There's really nothing wrong with this comic if you think about it totally on its own. I mean, most of me was expecting the last panel to be "true love is still possible in this world of sorrows" or some other lame unfunny shit that would make me, yet again, want to punch someone in the face. So that's good, at least this comic didn't move me to violence.
But ultimately all I can find myself thinking is "Ok, the pluto thing was funny...in 2006." Summer 2006 I believe. The facebook groups, the mock-serious newspaper editorials, the jokes, the altered textbooks, the
thousands and
thousands of
cafepress shirts. I mean that's clearly the point - he says it's been two years and they still care about it. Which might be funny....
if any of us still cared about it. Which we don't. Why not choose a more recent controversy (oh, I dunno, maybe
Chrome vs.
Firefox...) and make the joke "ha ha, these people care so much about this debate that they broke up over it" which is better, I think, than "ha ha, these people care so much that they are a) still talking about it and b) broke up over it" which is too far removed from reality to make me laugh.
It breaks down when you think about it - did they break up two years ago? In which case, why are is he bringing it up now? Or did they just break up, in which case what was going on for two years? A more civil debate of the issue?
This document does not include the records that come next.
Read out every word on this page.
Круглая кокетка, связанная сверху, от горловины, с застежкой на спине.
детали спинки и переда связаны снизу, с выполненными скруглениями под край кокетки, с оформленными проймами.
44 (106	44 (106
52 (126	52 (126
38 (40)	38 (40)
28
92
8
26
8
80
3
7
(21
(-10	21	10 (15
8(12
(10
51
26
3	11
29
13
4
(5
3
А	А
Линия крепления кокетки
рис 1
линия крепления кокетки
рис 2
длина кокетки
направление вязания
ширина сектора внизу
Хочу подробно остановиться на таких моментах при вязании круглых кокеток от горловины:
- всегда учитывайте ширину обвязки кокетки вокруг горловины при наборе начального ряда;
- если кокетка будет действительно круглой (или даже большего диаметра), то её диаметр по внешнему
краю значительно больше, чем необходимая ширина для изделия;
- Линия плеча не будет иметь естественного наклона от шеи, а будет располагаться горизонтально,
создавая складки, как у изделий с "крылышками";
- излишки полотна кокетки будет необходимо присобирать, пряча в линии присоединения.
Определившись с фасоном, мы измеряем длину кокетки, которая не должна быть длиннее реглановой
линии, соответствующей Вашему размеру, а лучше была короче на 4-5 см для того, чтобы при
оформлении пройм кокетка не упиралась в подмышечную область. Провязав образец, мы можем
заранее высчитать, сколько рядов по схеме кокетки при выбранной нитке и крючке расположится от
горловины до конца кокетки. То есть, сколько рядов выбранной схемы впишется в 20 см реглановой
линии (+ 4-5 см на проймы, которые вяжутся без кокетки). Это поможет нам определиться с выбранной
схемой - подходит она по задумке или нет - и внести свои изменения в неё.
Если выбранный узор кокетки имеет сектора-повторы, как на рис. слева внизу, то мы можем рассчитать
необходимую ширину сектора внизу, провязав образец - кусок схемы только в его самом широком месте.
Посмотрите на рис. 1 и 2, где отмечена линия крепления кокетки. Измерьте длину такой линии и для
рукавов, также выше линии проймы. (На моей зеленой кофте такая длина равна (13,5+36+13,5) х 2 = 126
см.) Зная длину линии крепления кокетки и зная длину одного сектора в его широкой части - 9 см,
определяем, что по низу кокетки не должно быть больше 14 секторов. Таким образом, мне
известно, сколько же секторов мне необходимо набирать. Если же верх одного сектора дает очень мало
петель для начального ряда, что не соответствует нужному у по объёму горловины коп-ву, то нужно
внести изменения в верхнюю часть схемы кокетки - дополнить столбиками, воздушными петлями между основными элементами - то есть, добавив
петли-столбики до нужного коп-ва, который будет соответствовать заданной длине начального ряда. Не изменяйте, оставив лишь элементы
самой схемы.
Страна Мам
And to the alt-text - "we actually divorced once over the airplane/treadmill argument" - how many times, exactly, has the couple gotten divorced?
Also, I just can't help but notice we have another
end-of-relationship comic. I am starting to think something is wrong. It's been a while since there was an even
remotely positive relationship comic and it's been
four months if you don't count Mr. and Mrs. Hat exploding the other's car as positive. We've had maybe a dozen negative relationship comics in that time. I am worried.
update: Discussing, in the comments, whether the Pluto joke is too old, I realized that a long time ago, when xkcd was less desperate, it actually had a comic dealing with people who try to wring too much humor out of too-old memes:
Sometimes I wonder if Randall Munroe ever reads the archives of his comic, alone, and cries.